By MIKE IVEY | The Capital Times | firstname.lastname@example.org, January 18, 2014
Developers are close to breaking ground at Union Corners on Madison’s east side, the high-profile but long vacant parcel at East Washington Avenue and Milwaukee Street.
Gorman & Co. has filed an application with the city for Phase I of the project, a $20 million, 2-story, 60,000 square foot UW Health clinic.
The general development plan (GDP) will be presented before the city Urban Design Commission at its Wednesday meeting.
Developers are hoping to begin construction on the clinic building in late summer, with UW Health looking to move in during the summer of 2015, says Gorman & Co. spokesman Joe Schwenker.
The clinic will occupy the corner of East Washington Avenue and Milwaukee Street.
More development is slated for the rest of the 11-acre site and plans show a mix of residential and commercial buildings along both sides of a rerouted Winnebago Street.
But Schwenker cautions that plans are fluid and could likely change.
“It’s all going to depend on market conditions,” he says.
That project from Madison landlord Jim Stopple has generated strong neighborhood opposition, both from residents in the adjacent Weston condominiums and those living on the quiet streets behind the mall.
Over the past decade, Union Corners went from one of the most promising development projects in Madison history to one of the city’s worst eyesores.
In 2003, before the housing bust sent the national and local economies into a tailspin, developer Todd McGrath had plans to turn the former Rayovac battery plant and a vacant grocery store site into a mix of high-density housing, shopping and open space.

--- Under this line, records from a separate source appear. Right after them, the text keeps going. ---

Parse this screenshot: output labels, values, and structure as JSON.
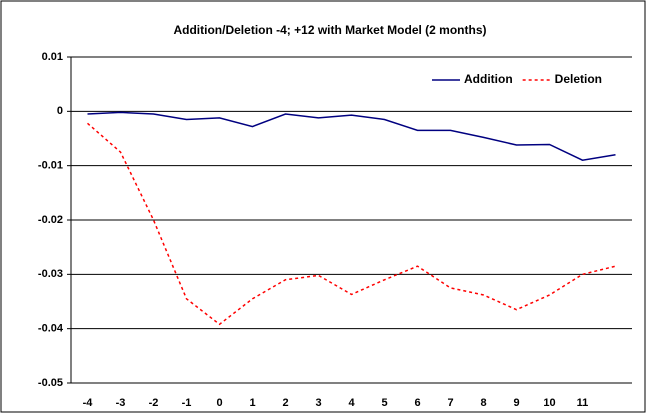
{
  "chart_data": {
    "type": "line",
    "title": "Addition/Deletion -4; +12 with Market Model (2 months)",
    "categories": [
      "-4",
      "-3",
      "-2",
      "-1",
      "0",
      "1",
      "2",
      "3",
      "4",
      "5",
      "6",
      "7",
      "8",
      "9",
      "10",
      "11",
      null
    ],
    "series": [
      {
        "name": "Addition",
        "color": "#000080",
        "dash": "solid",
        "values": [
          -0.0005,
          -0.0002,
          -0.0005,
          -0.0015,
          -0.0012,
          -0.0028,
          -0.0005,
          -0.0012,
          -0.0007,
          -0.0015,
          -0.0035,
          -0.0035,
          -0.0048,
          -0.0062,
          -0.0061,
          -0.009,
          -0.008
        ]
      },
      {
        "name": "Deletion",
        "color": "#ff0000",
        "dash": "dotted",
        "values": [
          -0.0022,
          -0.0075,
          -0.02,
          -0.0345,
          -0.0392,
          -0.0345,
          -0.031,
          -0.0302,
          -0.0337,
          -0.031,
          -0.0285,
          -0.0325,
          -0.0338,
          -0.0365,
          -0.0338,
          -0.03,
          -0.0285
        ]
      }
    ],
    "ylim": [
      -0.05,
      0.01
    ],
    "yticks": [
      0.01,
      0,
      -0.01,
      -0.02,
      -0.03,
      -0.04,
      -0.05
    ],
    "grid": true,
    "legend": "top-right"
  }
}
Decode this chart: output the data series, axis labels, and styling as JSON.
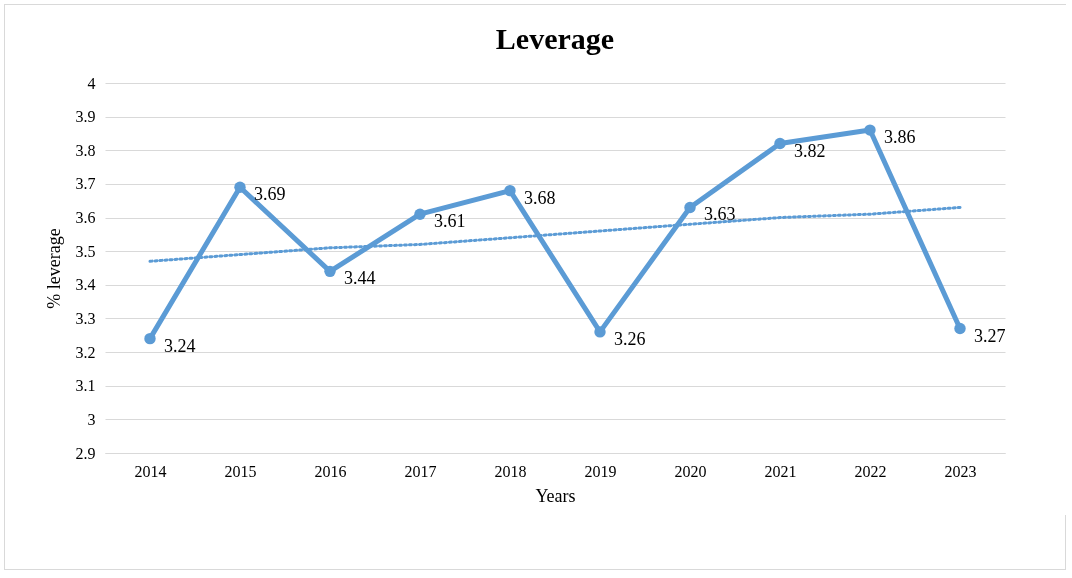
{
  "chart_data": {
    "type": "line",
    "title": "Leverage",
    "xlabel": "Years",
    "ylabel": "% leverage",
    "categories": [
      "2014",
      "2015",
      "2016",
      "2017",
      "2018",
      "2019",
      "2020",
      "2021",
      "2022",
      "2023"
    ],
    "series": [
      {
        "color": "#5b9bd5",
        "values": [
          3.24,
          3.69,
          3.44,
          3.61,
          3.68,
          3.26,
          3.63,
          3.82,
          3.86,
          3.27
        ],
        "value_labels": [
          "3.24",
          "3.69",
          "3.44",
          "3.61",
          "3.68",
          "3.26",
          "3.63",
          "3.82",
          "3.86",
          "3.27"
        ],
        "marker": "circle",
        "line_style": "solid"
      },
      {
        "type": "line",
        "color": "#5b9bd5",
        "values": [
          3.47,
          3.49,
          3.51,
          3.52,
          3.54,
          3.56,
          3.58,
          3.6,
          3.61,
          3.63
        ],
        "marker": "none",
        "line_style": "dotted"
      }
    ],
    "ylim": [
      2.9,
      4
    ],
    "yticks": [
      2.9,
      3,
      3.1,
      3.2,
      3.3,
      3.4,
      3.5,
      3.6,
      3.7,
      3.8,
      3.9,
      4
    ],
    "grid": "y"
  }
}
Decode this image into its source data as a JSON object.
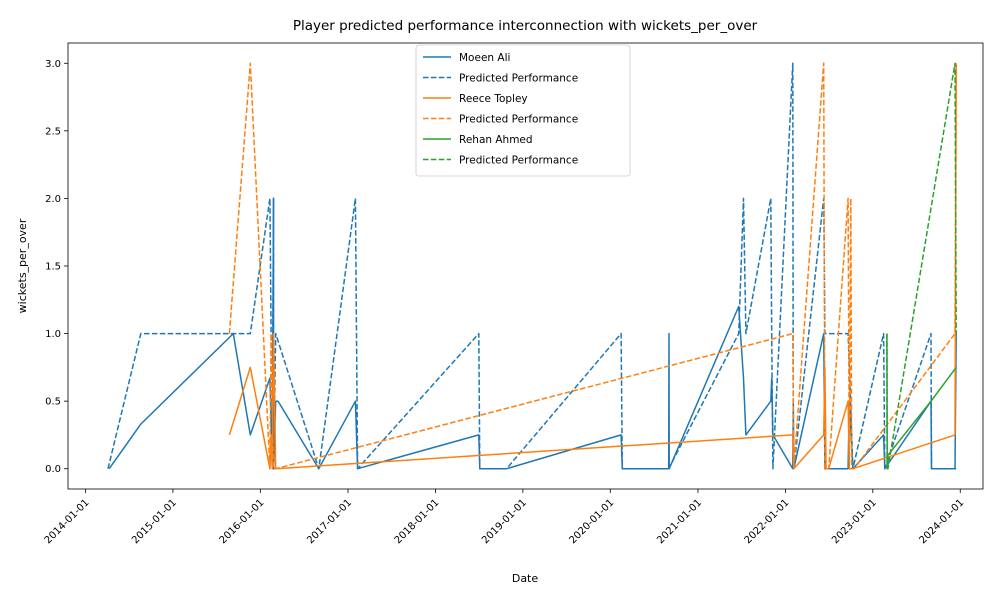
{
  "chart_data": {
    "type": "line",
    "title": "Player predicted performance interconnection with wickets_per_over",
    "xlabel": "Date",
    "ylabel": "wickets_per_over",
    "xlim": [
      "2013-10-20",
      "2024-04-05"
    ],
    "ylim": [
      -0.15,
      3.15
    ],
    "x_ticks": [
      "2014-01-01",
      "2015-01-01",
      "2016-01-01",
      "2017-01-01",
      "2018-01-01",
      "2019-01-01",
      "2020-01-01",
      "2021-01-01",
      "2022-01-01",
      "2023-01-01",
      "2024-01-01"
    ],
    "y_ticks": [
      "0.0",
      "0.5",
      "1.0",
      "1.5",
      "2.0",
      "2.5",
      "3.0"
    ],
    "legend_position": "upper-center",
    "series": [
      {
        "name": "Moeen Ali",
        "style": "solid",
        "color": "#1f77b4",
        "x": [
          "2014-04-10",
          "2014-08-20",
          "2015-09-10",
          "2015-11-20",
          "2016-02-10",
          "2016-02-20",
          "2016-02-25",
          "2016-02-25",
          "2016-03-05",
          "2016-03-15",
          "2016-09-01",
          "2017-02-01",
          "2017-02-10",
          "2018-07-01",
          "2018-07-05",
          "2018-10-25",
          "2020-02-15",
          "2020-02-20",
          "2020-09-01",
          "2020-09-02",
          "2020-09-03",
          "2021-06-20",
          "2021-07-10",
          "2021-07-20",
          "2021-11-01",
          "2021-11-05",
          "2021-11-10",
          "2022-02-01",
          "2022-02-03",
          "2022-02-05",
          "2022-06-10",
          "2022-06-15",
          "2022-09-20",
          "2022-09-25",
          "2022-10-10",
          "2023-02-15",
          "2023-02-20",
          "2023-09-01",
          "2023-09-03",
          "2023-11-10",
          "2023-12-10",
          "2023-12-15"
        ],
        "y": [
          0.0,
          0.33,
          1.0,
          0.25,
          0.67,
          0.0,
          2.0,
          0.0,
          0.5,
          0.5,
          0.0,
          0.5,
          0.0,
          0.25,
          0.0,
          0.0,
          0.25,
          0.0,
          0.0,
          1.0,
          0.0,
          1.2,
          0.67,
          0.25,
          0.5,
          0.67,
          0.25,
          0.0,
          0.5,
          0.0,
          1.0,
          0.0,
          0.0,
          0.5,
          0.0,
          0.25,
          0.0,
          0.5,
          0.0,
          0.0,
          0.0,
          1.0
        ]
      },
      {
        "name": "Predicted Performance",
        "style": "dashed",
        "color": "#1f77b4",
        "x": [
          "2014-04-05",
          "2014-08-20",
          "2015-09-10",
          "2015-11-20",
          "2016-02-10",
          "2016-02-20",
          "2016-02-25",
          "2016-02-25",
          "2016-03-05",
          "2016-09-01",
          "2017-02-01",
          "2017-02-10",
          "2018-07-01",
          "2018-07-05",
          "2018-10-25",
          "2020-02-15",
          "2020-02-20",
          "2020-09-01",
          "2021-06-20",
          "2021-07-10",
          "2021-07-20",
          "2021-11-01",
          "2021-11-05",
          "2021-11-10",
          "2022-02-01",
          "2022-02-03",
          "2022-02-05",
          "2022-06-10",
          "2022-06-15",
          "2022-09-20",
          "2022-10-10",
          "2023-02-15",
          "2023-02-20",
          "2023-09-01",
          "2023-09-03",
          "2023-12-15"
        ],
        "y": [
          0.0,
          1.0,
          1.0,
          1.0,
          2.0,
          0.0,
          2.0,
          0.0,
          1.0,
          0.0,
          2.0,
          0.0,
          1.0,
          0.0,
          0.0,
          1.0,
          0.0,
          0.0,
          1.0,
          2.0,
          1.0,
          2.0,
          1.0,
          0.0,
          3.0,
          0.0,
          0.0,
          2.0,
          1.0,
          1.0,
          0.0,
          1.0,
          0.0,
          1.0,
          0.0,
          0.0
        ]
      },
      {
        "name": "Reece Topley",
        "style": "solid",
        "color": "#ff7f0e",
        "x": [
          "2015-08-25",
          "2015-11-20",
          "2016-02-10",
          "2016-02-15",
          "2016-02-20",
          "2016-02-25",
          "2016-03-05",
          "2022-02-01",
          "2022-02-05",
          "2022-06-10",
          "2022-06-15",
          "2022-06-20",
          "2022-07-01",
          "2022-09-20",
          "2022-09-25",
          "2022-10-01",
          "2022-10-05",
          "2022-10-10",
          "2023-12-10",
          "2023-12-15"
        ],
        "y": [
          0.25,
          0.75,
          0.0,
          0.25,
          0.0,
          1.0,
          0.0,
          0.25,
          0.0,
          0.25,
          0.75,
          0.0,
          0.0,
          0.5,
          0.0,
          0.0,
          0.0,
          0.0,
          0.25,
          3.0
        ]
      },
      {
        "name": "Predicted Performance",
        "style": "dashed",
        "color": "#ff7f0e",
        "x": [
          "2015-08-25",
          "2015-11-20",
          "2016-02-10",
          "2016-02-15",
          "2016-02-25",
          "2016-03-05",
          "2022-02-01",
          "2022-02-05",
          "2022-06-10",
          "2022-06-15",
          "2022-06-20",
          "2022-07-01",
          "2022-09-20",
          "2022-09-25",
          "2022-10-01",
          "2022-10-05",
          "2022-10-15",
          "2023-12-10",
          "2023-12-15"
        ],
        "y": [
          1.0,
          3.0,
          0.0,
          1.0,
          0.0,
          0.0,
          1.0,
          0.0,
          3.0,
          0.0,
          0.0,
          0.0,
          2.0,
          0.0,
          2.0,
          0.0,
          0.0,
          1.0,
          3.0
        ]
      },
      {
        "name": "Rehan Ahmed",
        "style": "solid",
        "color": "#2ca02c",
        "x": [
          "2023-03-01",
          "2023-03-02",
          "2023-03-05",
          "2023-09-01",
          "2023-12-15"
        ],
        "y": [
          1.0,
          0.0,
          0.1,
          0.5,
          0.75
        ]
      },
      {
        "name": "Predicted Performance",
        "style": "dashed",
        "color": "#2ca02c",
        "x": [
          "2023-03-01",
          "2023-03-02",
          "2023-03-05",
          "2023-12-10",
          "2023-12-15"
        ],
        "y": [
          1.0,
          0.0,
          0.0,
          3.0,
          1.0
        ]
      }
    ]
  }
}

The $70 million project was widely hailed as a game-changer, something that would finally spur development up and down the blighted East Washington Avenue corridor.
When the recession hit, however, all those dreams were drowned in a river of debt, and McGrath ended up losing the property in a voluntary foreclosure. The city of Madison eventually stepped in, buying the land from M&I Bank for $3.57 million, with the expectation it could eventually find a private developer to take over the site once the economy improved.
The city solicited proposals for the site and eventually selected Gorman after other developers dropped out. In July 2012, the city sold the property to Gorman for $1 in lieu of making a TIF loan to the developer.
The city hopes to recoup its estimated $6 million in land and infrastructure costs through new property taxes generated by the development.